Model Card: Amazon Sentiment RoBERTa Base

Model Description

This model is a fine-tuned version of RoBERTa-base specifically optimized for sentiment analysis of customer reviews. It was trained on a balanced subset of the Amazon Fine Food Reviews dataset to classify text into three distinct categories: Negative, Neutral, and Positive.

  • Model Type: Transformer-based Text Classification
  • Language: English
  • Base Model: roberta-base

Intended Use

  • Primary Use Case: Real-time sentiment tracking for e-commerce platforms.
  • Scope: Analyzing short to medium-length customer feedback and product reviews.
  • Out-of-Scope: Not recommended for legal documents, medical advice, or languages other than English.

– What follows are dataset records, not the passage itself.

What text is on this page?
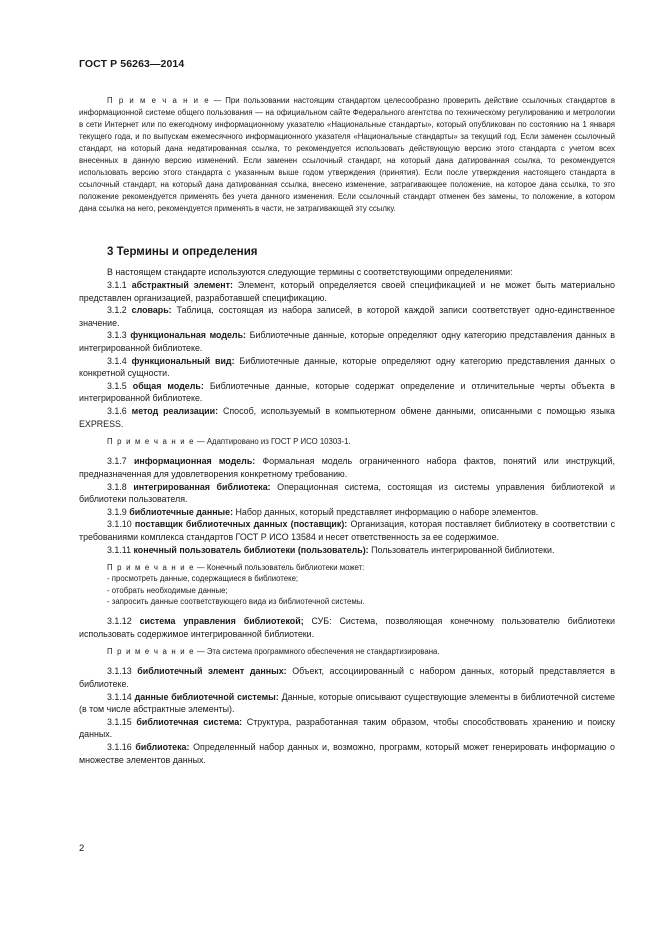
ГОСТ Р 56263—2014

П р и м е ч а н и е — При пользовании настоящим стандартом целесообразно проверить действие ссылочных стандартов в информационной системе общего пользования — на официальном сайте Федерального агентства по техническому регулированию и метрологии в сети Интернет или по ежегодному информационному указателю «Национальные стандарты», который опубликован по состоянию на 1 января текущего года, и по выпускам ежемесячного информационного указателя «Национальные стандарты» за текущий год. Если заменен ссылочный стандарт, на который дана недатированная ссылка, то рекомендуется использовать действующую версию этого стандарта с учетом всех внесенных в данную версию изменений. Если заменен ссылочный стандарт, на который дана датированная ссылка, то рекомендуется использовать версию этого стандарта с указанным выше годом утверждения (принятия). Если после утверждения настоящего стандарта в ссылочный стандарт, на который дана датированная ссылка, внесено изменение, затрагивающее положение, на которое дана ссылка, то это положение рекомендуется применять без учета данного изменения. Если ссылочный стандарт отменен без замены, то положение, в котором дана ссылка на него, рекомендуется применять в части, не затрагивающей эту ссылку.

3 Термины и определения

В настоящем стандарте используются следующие термины с соответствующими определениями:

3.1.1 абстрактный элемент: Элемент, который определяется своей спецификацией и не может быть материально представлен организацией, разработавшей спецификацию.

3.1.2 словарь: Таблица, состоящая из набора записей, в которой каждой записи соответствует одно-единственное значение.

3.1.3 функциональная модель: Библиотечные данные, которые определяют одну категорию представления данных в интегрированной библиотеке.

3.1.4 функциональный вид: Библиотечные данные, которые определяют одну категорию представления данных о конкретной сущности.

3.1.5 общая модель: Библиотечные данные, которые содержат определение и отличительные черты объекта в интегрированной библиотеке.

3.1.6 метод реализации: Способ, используемый в компьютерном обмене данными, описанными с помощью языка EXPRESS.

П р и м е ч а н и е — Адаптировано из ГОСТ Р ИСО 10303-1.

3.1.7 информационная модель: Формальная модель ограниченного набора фактов, понятий или инструкций, предназначенная для удовлетворения конкретному требованию.

3.1.8 интегрированная библиотека: Операционная система, состоящая из системы управления библиотекой и библиотеки пользователя.

3.1.9 библиотечные данные: Набор данных, который представляет информацию о наборе элементов.

3.1.10 поставщик библиотечных данных (поставщик): Организация, которая поставляет библиотеку в соответствии с требованиями комплекса стандартов ГОСТ Р ИСО 13584 и несет ответственность за ее содержимое.

3.1.11 конечный пользователь библиотеки (пользователь): Пользователь интегрированной библиотеки.

П р и м е ч а н и е — Конечный пользователь библиотеки может:

- просмотреть данные, содержащиеся в библиотеке;

- отобрать необходимые данные;

- запросить данные соответствующего вида из библиотечной системы.

3.1.12 система управления библиотекой; СУБ: Система, позволяющая конечному пользователю библиотеки использовать содержимое интегрированной библиотеки.

П р и м е ч а н и е — Эта система программного обеспечения не стандартизирована.

3.1.13 библиотечный элемент данных: Объект, ассоциированный с набором данных, который представляется в библиотеке.

3.1.14 данные библиотечной системы: Данные, которые описывают существующие элементы в библиотечной системе (в том числе абстрактные элементы).

3.1.15 библиотечная система: Структура, разработанная таким образом, чтобы способствовать хранению и поиску данных.

3.1.16 библиотека: Определенный набор данных и, возможно, программ, который может генерировать информацию о множестве элементов данных.

2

Training Data & Methodology

Dataset

  • Source: Amazon Fine Food Reviews (Kaggle).
  • Preprocessing: - Removal of duplicates and HTML tags.
    • POS-tag-based Lemmatization for linguistic normalization.
    • Undersampling to 15,000 samples (5,000 per class) to handle class imbalance.
  • Labels: - 0: Negative (1-2 stars)
    • 1: Neutral (3 stars)
    • 2: Positive (4-5 stars)

Hyperparameters

  • Learning Rate: 2e-5
  • Batch Size: 16
  • Epochs: 2
  • Weight Decay: 0.01
  • Max Sequence Length: 128 tokens

Performance Metrics

The model was evaluated on a held-out test set (20% of the balanced data):

Metric Value
Accuracy 78.0%
Weighted F1-Score 0.78
Precision (Positive) 0.83
Recall (Positive) 0.89

Key Strengths

  • Contextual Understanding: Successfully handles complex structures, such as negation and sarcasm (e.g., "Don't listen to the haters, this is great!").
  • Robustness: Significantly outperforms traditional TF-IDF and DistilBERT baselines in identifying ambiguous "Neutral" reviews.

Limitations & Bias

  • Neutral Class: Still remains the most frequent source of misclassification due to the inherent subjectivity of 3-star ratings.
  • Domain Specificity: Performance may vary when applied to domains outside of food and beverages (e.g., electronics or fashion).
  • Sarcasm: While improved, extremely subtle sarcasm may still lead to errors.

How to Use

from transformers import pipeline

# Load the model directly from the Hub
model_path = "mlklt3/amazon-sentiment-roberta-base"
sentiment_pipeline = pipeline("sentiment-analysis", model=model_path)

# Example usage
text = "The product was okay, but I expected much better flavor for this price."
result = sentiment_pipeline(text)
print(result)

Citation

If you use this model in your research or project, please credit the Amazon Fine Food Reviews dataset and the Hugging Face Transformers library.